Effectively final
Roel Spilker
r.spilker at gmail.com
Tue Aug 16 06:50:08 PDT 2011
I do agree that there are other ways to handle concurrency and I also think
that that's the future for scalability.
But this is not a trivial feature request. It might look like a simple
boolean check (oh, let's NOT check if the local variable is final) but
that's not how it works.
I might be over-simplifying below, but I do think you'll get the point.
Currently, all local variables "live" in the stack. Especially built-in
types. When an anonymous inner class refers to the local variable, the
compiler will actually create a field in the inner class and generate a
constructor and constructor call passing the value from the stack. This is
always a valid operation **because** the local variable is final.

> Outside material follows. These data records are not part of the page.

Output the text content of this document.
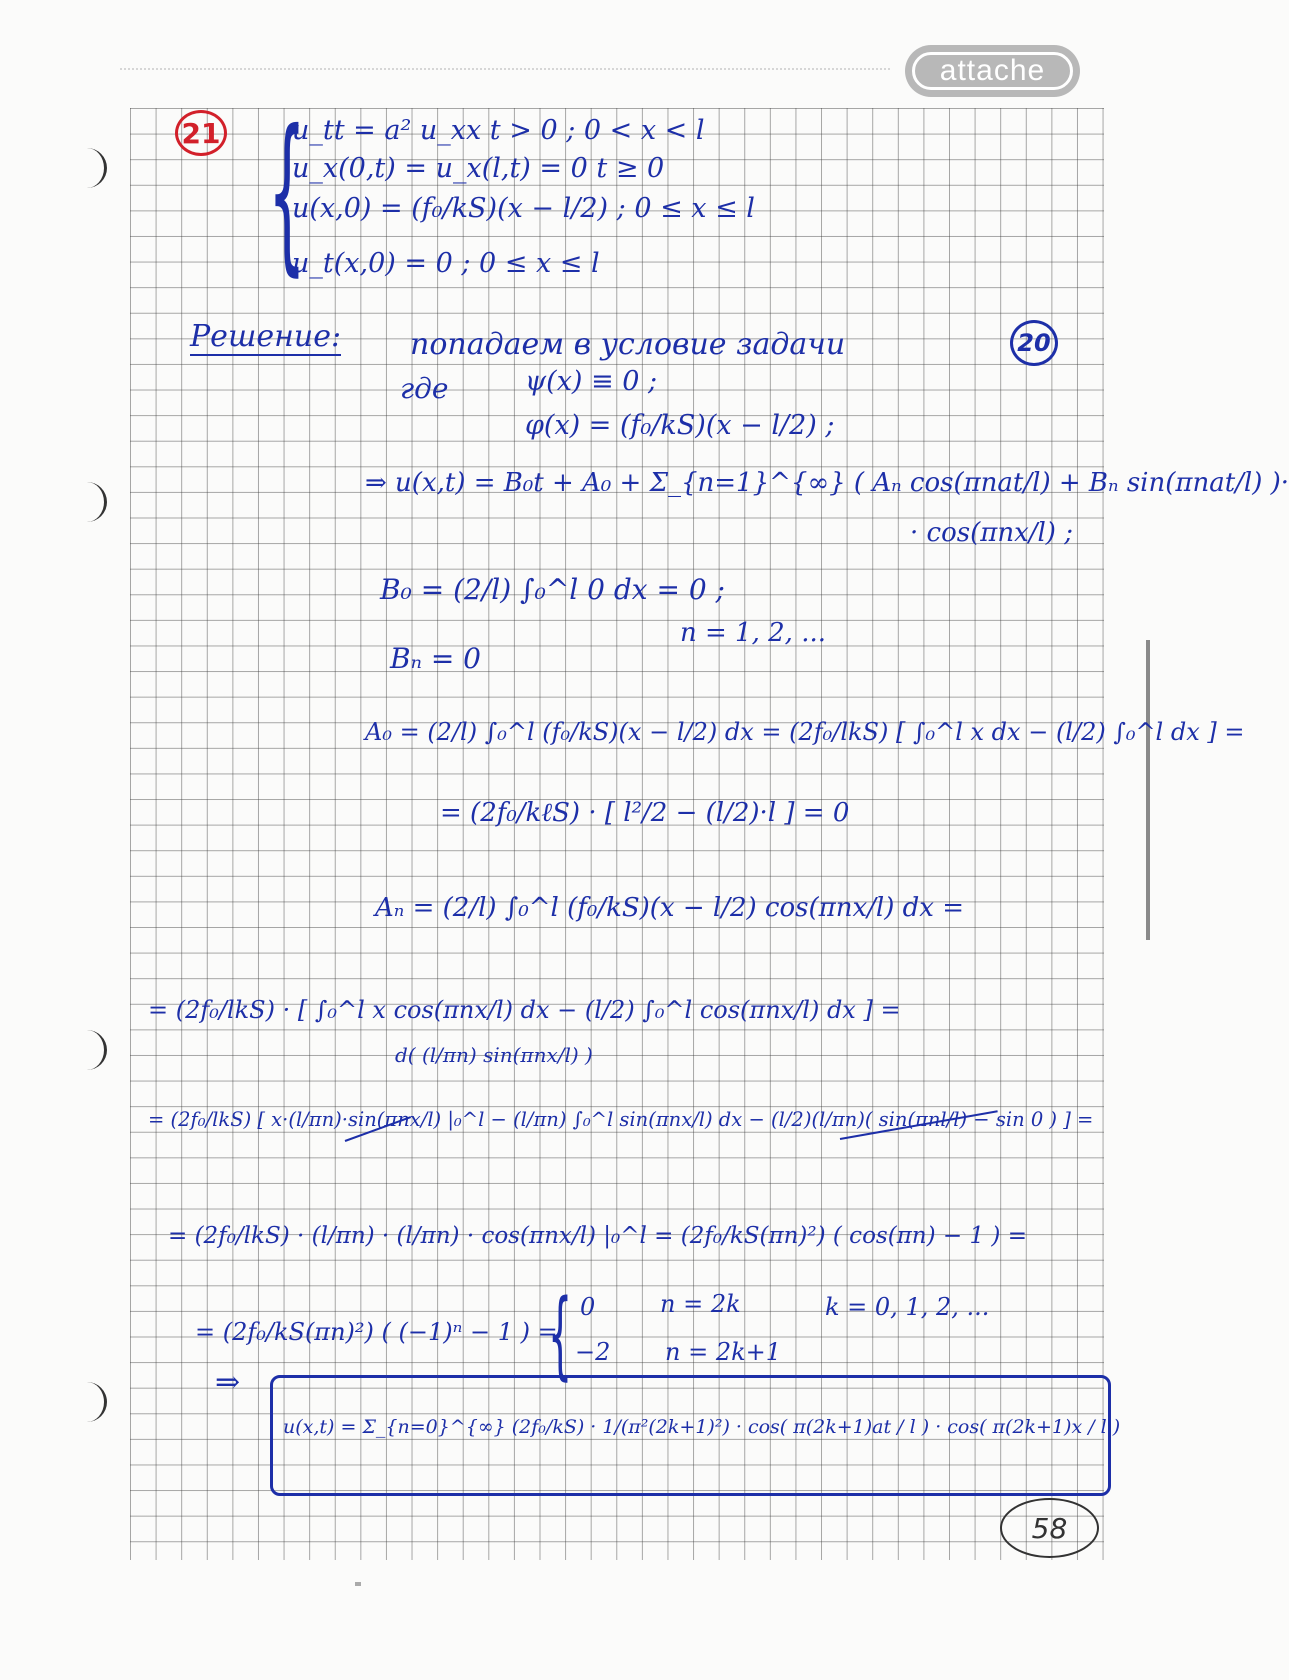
attache
21 {
u_tt = a² u_xx t > 0 ; 0 < x < l
u_x(0,t) = u_x(l,t) = 0 t ≥ 0
u(x,0) = (f₀/kS)(x − l/2) ; 0 ≤ x ≤ l
u_t(x,0) = 0 ; 0 ≤ x ≤ l
Решение: попадаем в условие задачи	20
где	ψ(x) ≡ 0 ;
φ(x) = (f₀/kS)(x − l/2) ;
⇒ u(x,t) = B₀t + A₀ + Σ_{n=1}^{∞} ( Aₙ cos(πnat/l) + Bₙ sin(πnat/l) )·
· cos(πnx/l) ;
B₀ = (2/l) ∫₀^l 0 dx = 0 ;
n = 1, 2, ...
Bₙ = 0
A₀ = (2/l) ∫₀^l (f₀/kS)(x − l/2) dx = (2f₀/lkS) [ ∫₀^l x dx − (l/2) ∫₀^l dx ] =
= (2f₀/kℓS) · [ l²/2 − (l/2)·l ] = 0
Aₙ = (2/l) ∫₀^l (f₀/kS)(x − l/2) cos(πnx/l) dx =
= (2f₀/lkS) · [ ∫₀^l x cos(πnx/l) dx − (l/2) ∫₀^l cos(πnx/l) dx ] =
d( (l/πn) sin(πnx/l) )
= (2f₀/lkS) [ x·(l/πn)·sin(πnx/l) |₀^l − (l/πn) ∫₀^l sin(πnx/l) dx − (l/2)(l/πn)( sin(πnl/l) − sin 0 ) ] =
= (2f₀/lkS) · (l/πn) · (l/πn) · cos(πnx/l) |₀^l = (2f₀/kS(πn)²) ( cos(πn) − 1 ) =
= (2f₀/kS(πn)²) ( (−1)ⁿ − 1 ) =
{ 0	n = 2k	k = 0, 1, 2, ...
−2 n = 2k+1
⇒
u(x,t) = Σ_{n=0}^{∞} (2f₀/kS) · 1/(π²(2k+1)²) · cos( π(2k+1)at / l ) · cos( π(2k+1)x / l )
58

If you want to support mutable local variables capture, a simple stack slot
will no longer be possible. You need a container object to hold the value so
modifications can be communicated from and to the inner instance. Currently
you can basically choose between x[] or AtomicX as standard containers. The
array solution will not necessarily be thread safe.
Inside the method and the lambda or anonymous inner class you want to refer
to the local variable as if it is a "normal" variable. This takes a lot of
desugaring.
Instead of allowing access to all mutable local variables, an alternative
approach is to explicitly declare variables to be mutable by lambdas on
anonymous inner classes. One way to do that is to use the `public` keyword.
Other suggestions are to use annotations, so the developer can state hints
about thread safeness or if the lambda should be "completed" before the
declaring method can read the variable.
These are all cool things. And complicated.
By restricting the use of local variables to final local variables for now,
the ways for possible future enhancements remain open.